47In Taylor v Farrugia [2009] NSWSC 801 and Young & Grainger v Outtrim [2011] NSWSC 391 Brereton J also explained the law relating to claims under the Family Provision Act by adult children such as Mrs Haklany. In Taylor v Farrugia [2009] NSWSC 801, in particular, his Honour explained the principles thus:-
"[57] These are claims by adult children. It is impossible in this area to describe in terms of universal application the moral obligation or community expectation of a parent in respect of an adult child. I think, however, it can be said that ordinarily the community expects parents to raise and educate their children to the very best of their ability while they remain children; probably to assist them with a tertiary education, and where that is feasible; where funds allow, to provide them with a start in life - such as a deposit on a home, although it might well take a different form. The community does not expect a parent, in ordinary circumstances, to provide an unencumbered house, or to set their children up in a position where they can acquire a house unencumbered, although in a particular case, where assets permit and the relationship between the parties is such as to justify it, there might be such an obligation [ McGrath v Eves [2005] NSWSC 1008 .
[58] Generally speaking, the community does not expect a parent to look after his or her children for the rest of their lives and into retirement, especially when there is someone else, such a spouse, who has a prime obligation to do so. Plainly, if an adult child remains a dependent of a parent, the community usually expects the parent to make provision to fulfil that ongoing dependency after death. But where a child, even an adult child, falls on hard times and where there are assets available, then the community may expect parents to provide a buffer against contingencies; and where a child has been unable to accumulate superannuation or make other provision for their retirement, something to assist in retirement where otherwise they would be left destitute. It is no longer the case, if it ever was, that an adult child has to establish a special need before obtaining provision from the estate of a deceased parent.
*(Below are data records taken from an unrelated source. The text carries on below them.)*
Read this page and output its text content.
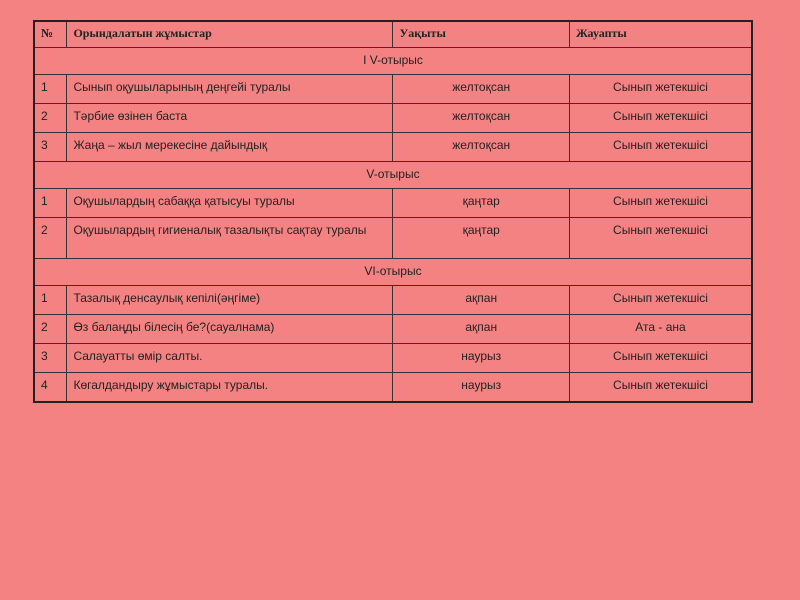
№	Орындалатын жұмыстар	Уақыты	Жауапты
I V-отырыс			
1	Сынып оқушыларының деңгейі туралы	желтоқсан	Сынып жетекшісі
2	Тәрбие өзінен баста	желтоқсан	Сынып жетекшісі
3	Жаңа – жыл мерекесіне дайындық	желтоқсан	Сынып жетекшісі
V-отырыс			
1	Оқушылардың сабаққа қатысуы туралы	қаңтар	Сынып жетекшісі
2	Оқушылардың гигиеналық тазалықты сақтау туралы	қаңтар	Сынып жетекшісі
VI-отырыс			
1	Тазалық денсаулық кепілі(әңгіме)	ақпан	Сынып жетекшісі
2	Өз балаңды білесің бе?(сауалнама)	ақпан	Ата - ана
3	Салауатты өмір салты.	наурыз	Сынып жетекшісі
4	Көгалдандыру жұмыстары туралы.	наурыз	Сынып жетекшісі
[59] The court's attitude to the eligibility for means tested pension benefits of eligible persons and beneficiaries varies, depending on the circumstances of the case. Ordinarily, a testator makes a will and provides for those who have a claim on the testator without regard to the claimant's eligibility for a pension. However, in a small estate where there are competing claims, a testator, and this court on an application under the Act, may take into account the eligibility of a claimant for a pension as a means of deciding how such limited benefits as are available from the estate should be shared between claimants, and how those benefits might be structured. But this qualification to the principle that the burden of support should be borne in the first instance by an estate rather than by social security arises mainly, if not exclusively in smaller estates [ Parker v Public Trustee (1988) NSWSC, Young J, 31 May 1998; Whitmont v Lloyd (New South Wales Supreme Court, 31 July 1995, Bryson J unreported); King v Foster (Court of Appeal, 7 December 1995 unreported); King v White [1992] 2 VR 417 at 424 ; Shah v Perpetual Trustee Co [1981] 7 Fam LR 97 100; Gunawardena v Kanagaratnam Sri Kantha [2007] NSWSC 151 ; Chan v Tsui [2005] NSWSC 82 ."
48One feature of this case is the absence of evidence from Mr Joe Gittany, or any of the other defendants, including Mrs Khouzame, about their present financial position. Although Mrs Khouzame has been left out of the will, she now makes no claim against the estate and has made that clear in evidence.
49The principles that apply when an estate in a Family Provision Act claim advances no evidence of the financial circumstances of other beneficiaries were stated by the Victorian Supreme Court in Anderson v Teboneris [1990] VR 527 at 535, Ormiston J in the following terms:-
"It has been accepted over many years that if a beneficiary says nothing as to his or her financial position or other claims on the testator's bounty, then the Court is fairly entitled to assume that the beneficiary has no special claim other than that relationship and that in particular he or she has adequate resources upon which to live."
50Mr Gittany submitted on several occasions that his financial needs and claims on the estate were more meritorious than those of Mrs Haklany. But he was unable to give to the Court a satisfactory explanation as to why he did not put on evidence to support that contention. The only explanation he gave was the fact that he was not aware of the need to put the evidence on. But I find that explanation difficult to accept. The estate had been represented by lawyers in these proceedings for well over 12 months. Indeed other relatives, the other defendants, have been represented by lawyers and by counsel, and Notices of Claim under the Family Provision Act have been served on all potential claimants.
51I infer therefore that each of the testator's other children have no special claim on their mother's bounty and that he or she has adequate resources on which to live.